L’ultima produzione di Raggi si caratterizzò per una sperimentazione formale destinata in maniera graduale a fargli abbandonare la teatrale magniloquenza berniniana soffermandosi su una resa dei gesti, delle pose e dei panneggi più incline a una ricercata, talvolta esasperata, eleganza. Recuperando gli accenti tardomanieristici della sua giovinezza, aggiornati sulle tendenze espressive del maturo barocco, egli seppe accompagnare e in parte anticipare le nuove tendenze del gusto settecentesco, che ebbe nella sofisticata raffinatezza uno dei propri cardini.
Allo scadere del 1684, tornando da Castel Gandolfo, Raggi «cadde di calesso, e poco poté ne’ due susseguenti anni, che gli rimaser di vita, lavorare» (Pascoli, 1730, p. 250); rimasto infermo, morì a Roma il 1° agosto 1686 (Westin, 1978, p. 224).
Secondo la critica (Enggass, 1974), la morte prematura gli impedì di realizzare il ciclo di statue allegoriche in stucco per le cappelle ai lati del presbiterio in S. Ignazio, poi realizzate da Camillo Rusconi, Jacopo Antonio Lavaggi, Simone Giorgini e Francesco Nuvolone, per la cui progettazione gli è stato attribuito un disegno conservato nella Biblioteca comunale di Siena (Angelini, 1998, p. 145).
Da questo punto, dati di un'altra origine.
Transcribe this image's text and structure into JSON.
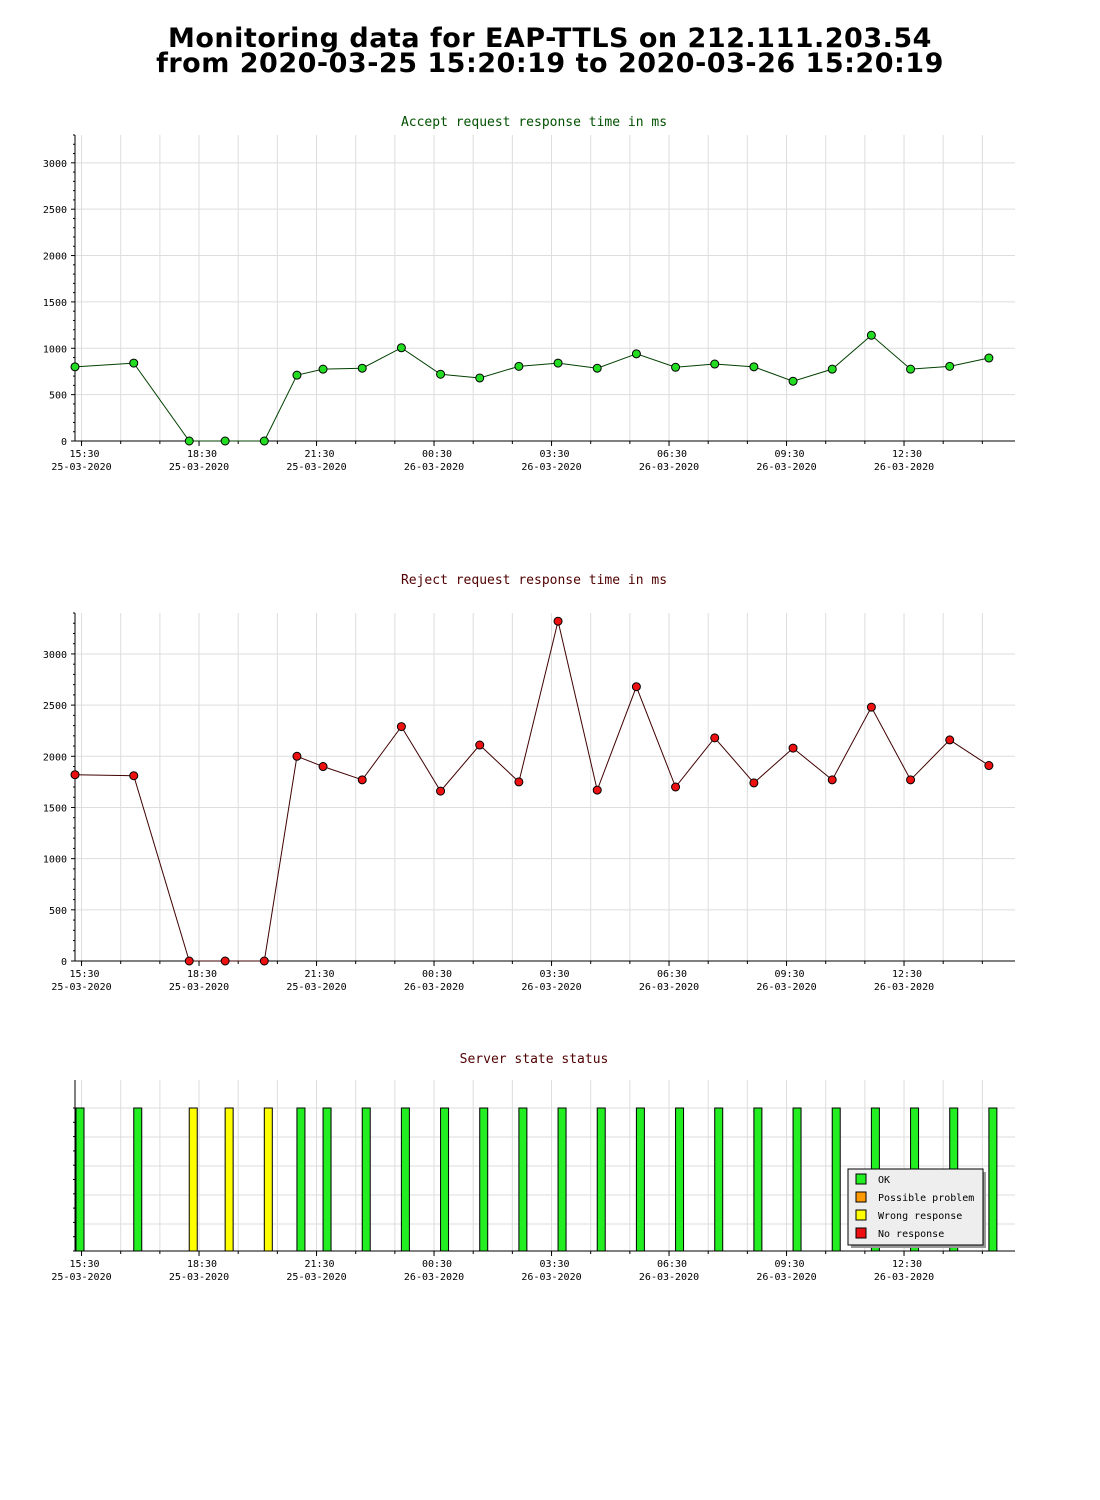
{
  "page": {
    "title_line1": "Monitoring data for EAP-TTLS on 212.111.203.54",
    "title_line2": "from 2020-03-25 15:20:19 to 2020-03-26 15:20:19"
  },
  "colors": {
    "accept_title": "#005000",
    "reject_title": "#500000",
    "status_title": "#500000",
    "accept_marker": "#22dd22",
    "accept_line": "#004000",
    "reject_marker": "#ee1111",
    "reject_line": "#400000",
    "ok": "#22ee22",
    "possible_problem": "#ff9900",
    "wrong_response": "#ffff00",
    "no_response": "#ee1111",
    "grid": "#dddddd"
  },
  "x_axis_ticks": [
    {
      "time": "15:30",
      "date": "25-03-2020"
    },
    {
      "time": "18:30",
      "date": "25-03-2020"
    },
    {
      "time": "21:30",
      "date": "25-03-2020"
    },
    {
      "time": "00:30",
      "date": "26-03-2020"
    },
    {
      "time": "03:30",
      "date": "26-03-2020"
    },
    {
      "time": "06:30",
      "date": "26-03-2020"
    },
    {
      "time": "09:30",
      "date": "26-03-2020"
    },
    {
      "time": "12:30",
      "date": "26-03-2020"
    }
  ],
  "chart_data": [
    {
      "type": "line",
      "title": "Accept request response time in ms",
      "ylim": [
        0,
        3300
      ],
      "yticks": [
        0,
        500,
        1000,
        1500,
        2000,
        2500,
        3000
      ],
      "xlim": [
        "2020-03-25 15:20",
        "2020-03-26 15:20"
      ],
      "grid": true,
      "x": [
        "2020-03-25 15:20",
        "2020-03-25 16:50",
        "2020-03-25 18:15",
        "2020-03-25 19:10",
        "2020-03-25 20:10",
        "2020-03-25 21:00",
        "2020-03-25 21:40",
        "2020-03-25 22:40",
        "2020-03-25 23:40",
        "2020-03-26 00:40",
        "2020-03-26 01:40",
        "2020-03-26 02:40",
        "2020-03-26 03:40",
        "2020-03-26 04:40",
        "2020-03-26 05:40",
        "2020-03-26 06:40",
        "2020-03-26 07:40",
        "2020-03-26 08:40",
        "2020-03-26 09:40",
        "2020-03-26 10:40",
        "2020-03-26 11:40",
        "2020-03-26 12:40",
        "2020-03-26 13:40",
        "2020-03-26 14:40"
      ],
      "values": [
        800,
        840,
        0,
        0,
        0,
        710,
        775,
        785,
        1005,
        720,
        680,
        805,
        840,
        785,
        940,
        795,
        830,
        800,
        645,
        775,
        1140,
        775,
        805,
        895
      ]
    },
    {
      "type": "line",
      "title": "Reject request response time in ms",
      "ylim": [
        0,
        3400
      ],
      "yticks": [
        0,
        500,
        1000,
        1500,
        2000,
        2500,
        3000
      ],
      "xlim": [
        "2020-03-25 15:20",
        "2020-03-26 15:20"
      ],
      "grid": true,
      "x": [
        "2020-03-25 15:20",
        "2020-03-25 16:50",
        "2020-03-25 18:15",
        "2020-03-25 19:10",
        "2020-03-25 20:10",
        "2020-03-25 21:00",
        "2020-03-25 21:40",
        "2020-03-25 22:40",
        "2020-03-25 23:40",
        "2020-03-26 00:40",
        "2020-03-26 01:40",
        "2020-03-26 02:40",
        "2020-03-26 03:40",
        "2020-03-26 04:40",
        "2020-03-26 05:40",
        "2020-03-26 06:40",
        "2020-03-26 07:40",
        "2020-03-26 08:40",
        "2020-03-26 09:40",
        "2020-03-26 10:40",
        "2020-03-26 11:40",
        "2020-03-26 12:40",
        "2020-03-26 13:40",
        "2020-03-26 14:40"
      ],
      "values": [
        1820,
        1810,
        0,
        0,
        0,
        2000,
        1900,
        1770,
        2290,
        1660,
        2110,
        1750,
        3320,
        1670,
        2680,
        1700,
        2180,
        1740,
        2080,
        1770,
        2480,
        1770,
        2160,
        1910
      ]
    },
    {
      "type": "bar",
      "title": "Server state status",
      "xlim": [
        "2020-03-25 15:20",
        "2020-03-26 15:20"
      ],
      "grid": true,
      "legend_position": "bottom-right",
      "legend": [
        "OK",
        "Possible problem",
        "Wrong response",
        "No response"
      ],
      "x": [
        "2020-03-25 15:20",
        "2020-03-25 16:50",
        "2020-03-25 18:15",
        "2020-03-25 19:10",
        "2020-03-25 20:10",
        "2020-03-25 21:00",
        "2020-03-25 21:40",
        "2020-03-25 22:40",
        "2020-03-25 23:40",
        "2020-03-26 00:40",
        "2020-03-26 01:40",
        "2020-03-26 02:40",
        "2020-03-26 03:40",
        "2020-03-26 04:40",
        "2020-03-26 05:40",
        "2020-03-26 06:40",
        "2020-03-26 07:40",
        "2020-03-26 08:40",
        "2020-03-26 09:40",
        "2020-03-26 10:40",
        "2020-03-26 11:40",
        "2020-03-26 12:40",
        "2020-03-26 13:40",
        "2020-03-26 14:40"
      ],
      "status": [
        "OK",
        "OK",
        "Wrong response",
        "Wrong response",
        "Wrong response",
        "OK",
        "OK",
        "OK",
        "OK",
        "OK",
        "OK",
        "OK",
        "OK",
        "OK",
        "OK",
        "OK",
        "OK",
        "OK",
        "OK",
        "OK",
        "OK",
        "OK",
        "OK",
        "OK"
      ]
    }
  ]
}
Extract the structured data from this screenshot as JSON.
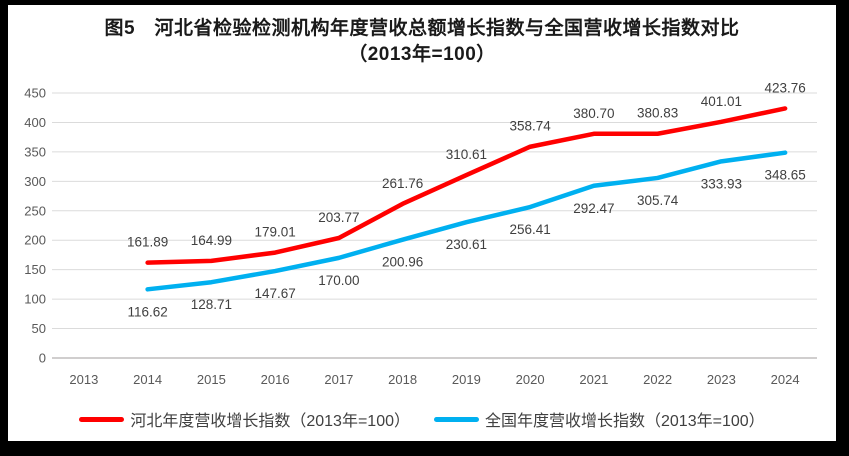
{
  "chart_data": {
    "type": "line",
    "title_lines": [
      "图5　河北省检验检测机构年度营收总额增长指数与全国营收增长指数对比",
      "（2013年=100）"
    ],
    "categories": [
      "2013",
      "2014",
      "2015",
      "2016",
      "2017",
      "2018",
      "2019",
      "2020",
      "2021",
      "2022",
      "2023",
      "2024"
    ],
    "yticks": [
      "0",
      "50",
      "100",
      "150",
      "200",
      "250",
      "300",
      "350",
      "400",
      "450"
    ],
    "ylim": [
      0,
      450
    ],
    "grid": true,
    "legend_position": "bottom",
    "series": [
      {
        "name": "河北年度营收增长指数（2013年=100）",
        "color": "#FF0000",
        "label_position": "above",
        "values": [
          null,
          161.89,
          164.99,
          179.01,
          203.77,
          261.76,
          310.61,
          358.74,
          380.7,
          380.83,
          401.01,
          423.76
        ],
        "labels": [
          null,
          "161.89",
          "164.99",
          "179.01",
          "203.77",
          "261.76",
          "310.61",
          "358.74",
          "380.70",
          "380.83",
          "401.01",
          "423.76"
        ]
      },
      {
        "name": "全国年度营收增长指数（2013年=100）",
        "color": "#00B0F0",
        "label_position": "below",
        "values": [
          null,
          116.62,
          128.71,
          147.67,
          170.0,
          200.96,
          230.61,
          256.41,
          292.47,
          305.74,
          333.93,
          348.65
        ],
        "labels": [
          null,
          "116.62",
          "128.71",
          "147.67",
          "170.00",
          "200.96",
          "230.61",
          "256.41",
          "292.47",
          "305.74",
          "333.93",
          "348.65"
        ]
      }
    ],
    "style": {
      "gridline_color": "#DBDBDB",
      "axis_line_color": "#D0CECE",
      "tick_label_color": "#595959",
      "data_label_color": "#404040",
      "title_color": "#1A1A1A",
      "legend_text_color": "#404040",
      "frame_border_color": "#000000"
    }
  }
}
Dalla sua bottega, fatto salvo il breve alunnato di Giuseppe Mazzuoli (Butzek, 1996, pp. 157 s.), non emersero allievi di rilievo; l’unico riconosciuto fu il citato Francesco Nuvolone, figlio dello stuccatore ticinese Antonio, che il 20 aprile 1689 sposò la figlia dello scultore Teresa Francesca (Archivio storico del Vicariato di Roma, S. Francesco di Paola ai Monti, Matrimoni, 1646-96, c. 322).